The incident with Rayshard Brooks went viral.
Brooks was drunk inside a car at a Wendy’s parking lot, crashed, not driving, cops were called, they questioned him, they were looking for a quota. Instead of driving him home or letting him walk home, they wanted to corral him for public intoxication. He resisted, they struggled, he grabbed a cop’s taser. Then he ran, and fired a wild taser shot back at the officer, who drew his gun and shot him in the back several times.

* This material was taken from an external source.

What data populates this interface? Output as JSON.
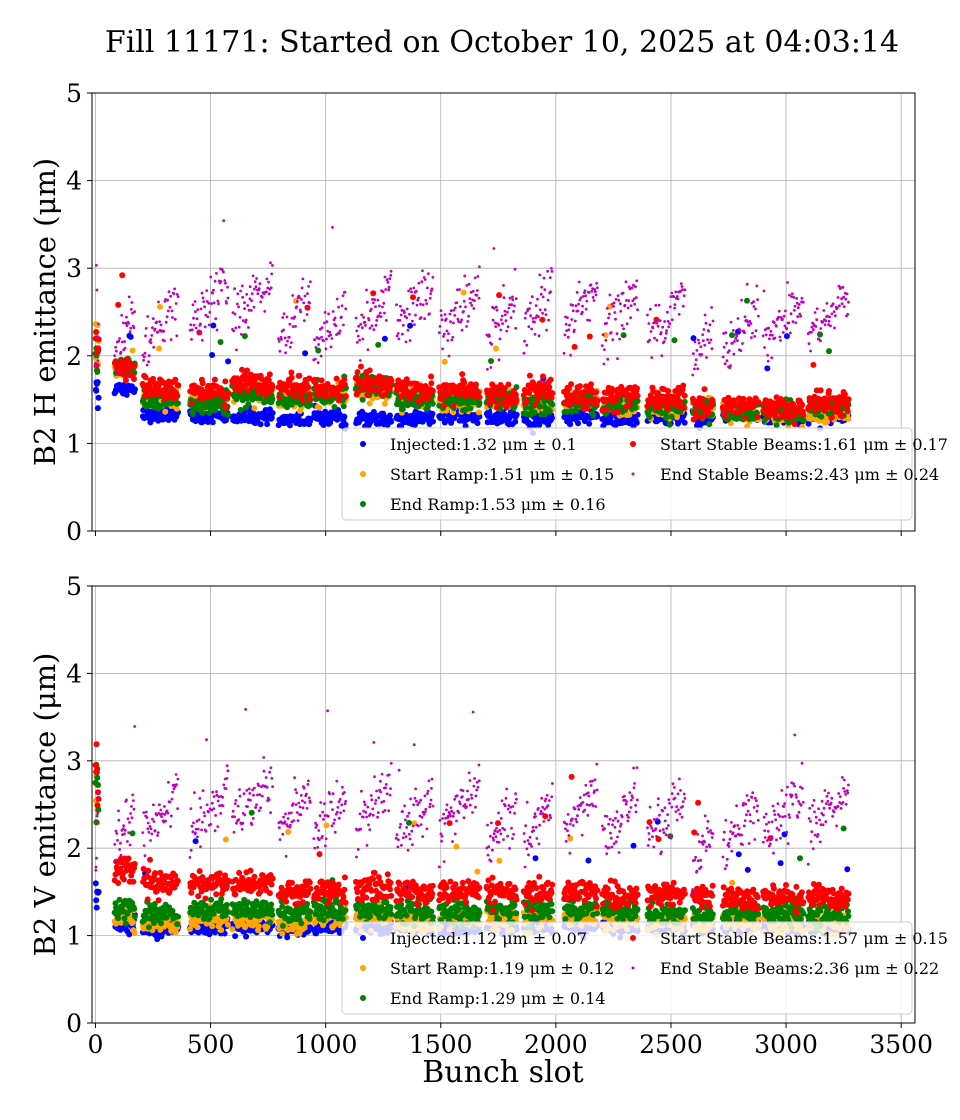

The peanut gallery defended the action, gallantly defending the lack of compliance and the reactionary attempt at defense as a justification for deadly force. Generally speaking, you can’t die from a taser shock, unless you’ve got a considerable heart condition. That’s why they’re sanctioned as non-lethal force. While it’s understandable in the heat of the moment the cop’s adrenaline ran and he responded with a knee jerk reaction, the police are, in theory, supposed to be trained to deal with high stress situations. Protect and serve. The stolen taser wouldn’t have killed him even if it found its mark, which it did not. A defensive posture would’ve been to take cover or to back off a ways. Slapping leather and shooting a drunk guy twice in the back is excessive, more so if you’re professionally trained. A third shot was reported to have narrowly missed some bystanders in a car nearby.